O valor do serviço
Neio Lúcio
(Espírito)
Filipe, velho pescador de Cafarnaum,
enlevado com as explanações de Jesus sobre um texto de Isaías, passou a
comentar a diferença entre os justos e injustos, de maneira a destacar o valor
da santidade na Terra.
O Mestre ouviu calmamente, e, talvez
para prevenir os excessos de opinião, narrou, com bondade:
– Certo fariseu, de vida
irrepreensível, atingiu posição de imenso respeito público. Passava dias
inteiros no Templo, entre orações e jejuns incessantes. Conhecia a Lei como
ninguém. Desde Moisés aos últimos Profetas, decorara os mais importantes textos
da Revelação. Se passava nas ruas, era tão grande a estima de que se fizera
credor, que as próprias crianças se curvavam, reverentes. Consagrara-se ao
Santo dos Santos e fazia vida perfeita entre os pecadores da época.
Alimentava-se frugalmente, vestia túnica sem mancha e abstinha-se de falar com
toda pessoa considerada impura.
Acontece, todavia, que, havendo grande
peste em cidade próxima de Jerusalém, um Anjo do Senhor desceu, prestimoso, a
socorrer necessitados e doentes, em nome da Divina Providência.
Necessitava, porém, das mãos diligentes
de um homem, através das quais pudesse trabalhar apressado, em benefício de
enfermos e sofredores.
Lembrou-se de recorrer ao santo
fariseu, conhecido na Corte Celeste por seus reiterados votos de perfeição
espiritual, mas o devoto se achava tão profundamente mergulhado em suas
contemplações de pureza que não lhe sobrava o mínimo espaço interior para
entender qualquer pensamento de socorro às vítimas da epidemia. Como cooperar
com o emissário divino, nesse setor, se evitava o menor contato com o mundo
vulgar, classificado, em sua mente, como vale da imundície?
O Anjo insistia no chamamento; contudo,
a peste era exigente e não admitia delongas.

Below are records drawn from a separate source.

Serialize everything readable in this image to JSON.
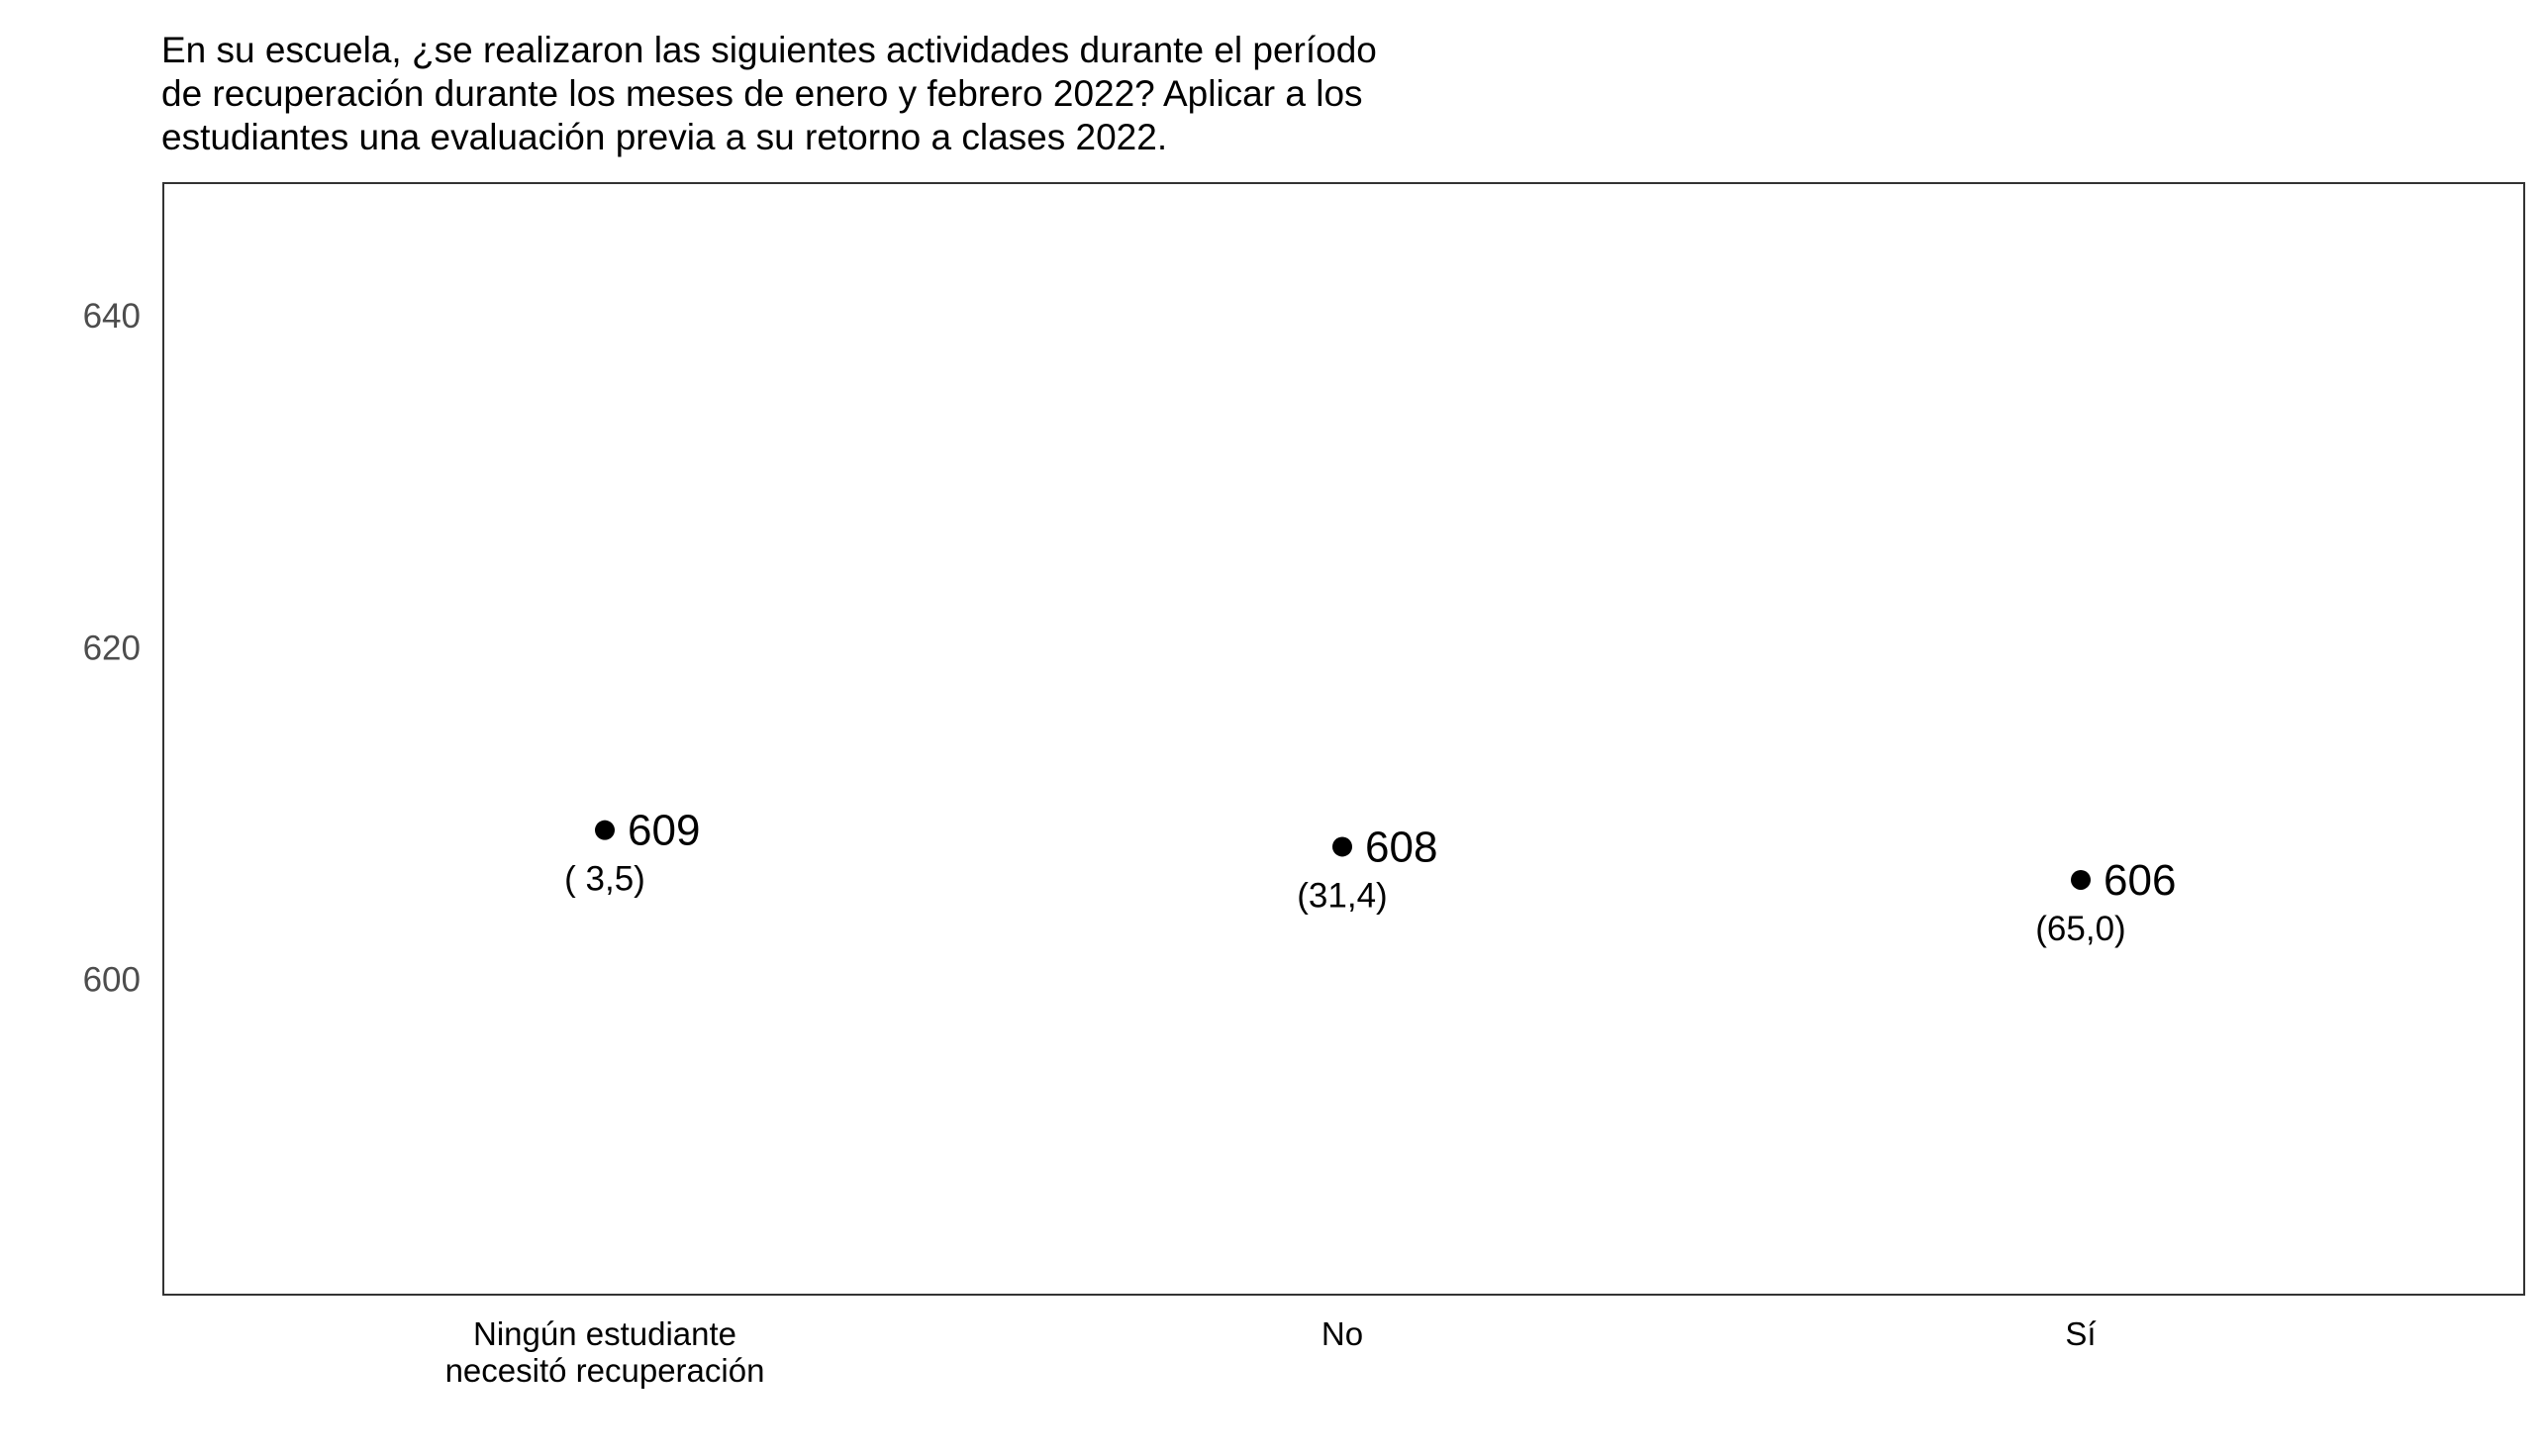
{
  "chart_data": {
    "type": "scatter",
    "title_lines": [
      "En su escuela, ¿se realizaron las siguientes actividades durante el período",
      "de recuperación durante los meses de enero y febrero 2022? Aplicar a los",
      "estudiantes una evaluación previa a su retorno a clases 2022."
    ],
    "categories": [
      [
        "Ningún estudiante",
        "necesitó recuperación"
      ],
      [
        "No"
      ],
      [
        "Sí"
      ]
    ],
    "values": [
      609,
      608,
      606
    ],
    "value_labels": [
      "609",
      "608",
      "606"
    ],
    "percent_labels": [
      "( 3,5)",
      "(31,4)",
      "(65,0)"
    ],
    "yticks": [
      600,
      620,
      640
    ],
    "ytick_labels": [
      "600",
      "620",
      "640"
    ],
    "ylim": [
      581,
      648
    ],
    "grid": false,
    "colors": {
      "point": "#000000",
      "frame": "#333333",
      "tick_text": "#4d4d4d"
    }
  }
}
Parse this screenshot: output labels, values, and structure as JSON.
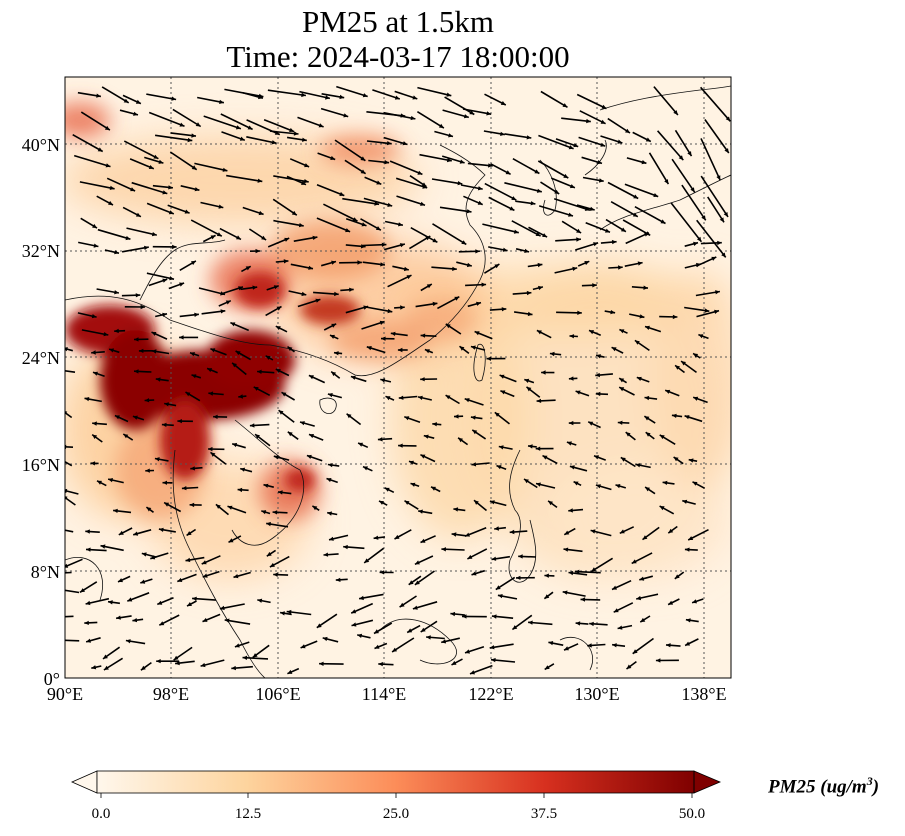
{
  "title": {
    "line1": "PM25 at 1.5km",
    "line2": "Time: 2024-03-17 18:00:00"
  },
  "map": {
    "extent": {
      "lon_min": 90,
      "lon_max": 140,
      "lat_min": 0,
      "lat_max": 45
    },
    "grid": true,
    "lat_ticks": [
      "0°",
      "8°N",
      "16°N",
      "24°N",
      "32°N",
      "40°N"
    ],
    "lon_ticks": [
      "90°E",
      "98°E",
      "106°E",
      "114°E",
      "122°E",
      "130°E",
      "138°E"
    ],
    "field": "PM25",
    "wind_vectors": true
  },
  "colorbar": {
    "colormap": "OrRd",
    "colors": [
      "#fff7ec",
      "#fdd49e",
      "#fc8d59",
      "#d7301f",
      "#7f0000"
    ],
    "ticks": [
      "0.0",
      "12.5",
      "25.0",
      "37.5",
      "50.0"
    ],
    "label_main": "PM25 (ug/m",
    "label_sup": "3",
    "label_end": ")"
  }
}
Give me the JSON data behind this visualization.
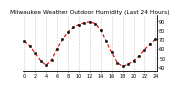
{
  "title": "Milwaukee Weather Outdoor Humidity (Last 24 Hours)",
  "x": [
    0,
    1,
    2,
    3,
    4,
    5,
    6,
    7,
    8,
    9,
    10,
    11,
    12,
    13,
    14,
    15,
    16,
    17,
    18,
    19,
    20,
    21,
    22,
    23,
    24
  ],
  "y": [
    68,
    63,
    55,
    47,
    42,
    48,
    60,
    70,
    78,
    83,
    86,
    88,
    89,
    87,
    80,
    68,
    56,
    45,
    41,
    43,
    47,
    52,
    59,
    65,
    70
  ],
  "y_ticks": [
    40,
    50,
    60,
    70,
    80,
    90
  ],
  "y_min": 36,
  "y_max": 96,
  "x_ticks": [
    0,
    2,
    4,
    6,
    8,
    10,
    12,
    14,
    16,
    18,
    20,
    22,
    24
  ],
  "x_tick_labels": [
    "0",
    "2",
    "4",
    "6",
    "8",
    "10",
    "12",
    "14",
    "16",
    "18",
    "20",
    "22",
    "24"
  ],
  "line_color": "#dd0000",
  "marker_color": "#111111",
  "bg_color": "#ffffff",
  "plot_bg_color": "#ffffff",
  "grid_color": "#999999",
  "title_fontsize": 4.2,
  "tick_fontsize": 3.5,
  "line_width": 0.8,
  "marker_size": 1.8,
  "vgrid_positions": [
    0,
    2,
    4,
    6,
    8,
    10,
    12,
    14,
    16,
    18,
    20,
    22,
    24
  ]
}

O mensageiro afastou-se e recorreu a
outras pessoas amantes da Lei.
Nenhuma, entretanto, se julgava
habilitada a contribuir. Ninguém desejava se arriscar.
Instado pelas reclamações do serviço, o
Enviado de Cima encontrou antigo criminoso que mantinha o propósito de
regenerar-se. Através dos fios invisíveis do pensamento, convidou-o a segui-lo;
e o velho ladrão, sinceramente transformado, não hesitou. Obedeceu ao doce
constrangimento e votou-se sem demora, com a espontaneidade da cooperação robusta
e legítima, ao ministério do socorro e da salvação.
Enterrou cadáveres insepultos,
improvisou remédios adequados à situação, semeou o bom ânimo, aliviou os
aflitos, renovou a coragem dos enfermos, libertou inúmeras criancinhas
ameaçadas pelo mal, criou serviços de consolação e esperança e, com isso,
conquistou sólidas amizades no Céu, adiantando-se, de surpreendente maneira, no
caminho do Paraíso.
Os presentes registraram a pequena
história, entre a admiração e o desapontamento e, porque ninguém interferisse,
o Senhor comentou, em seguida a longo intervalo:
– A virtude é sempre grande e
venerável, mas não há de cristalizar-se à maneira de joia rara sem proveito. Se
o amor cobre a multidão dos pecados, o serviço santificante que nele se inspira
pode dar aos pecadores convertidos ao bem a companhia dos anjos, antes que os
justos ociosos possam desfrutar o celeste convívio.
E observando que os ouvintes se
retraíam no grande silêncio, o Senhor encerrou o culto doméstico da Boa Nova, a
fim de que o repouso trouxesse aos companheiros multiplicadas bênçãos de paz e
meditação, sob o firmamento pontilhado de luz.
Do livro Jesus no Lar, obra
mediúnica psicografada pelo médium Francisco Cândido Xavier.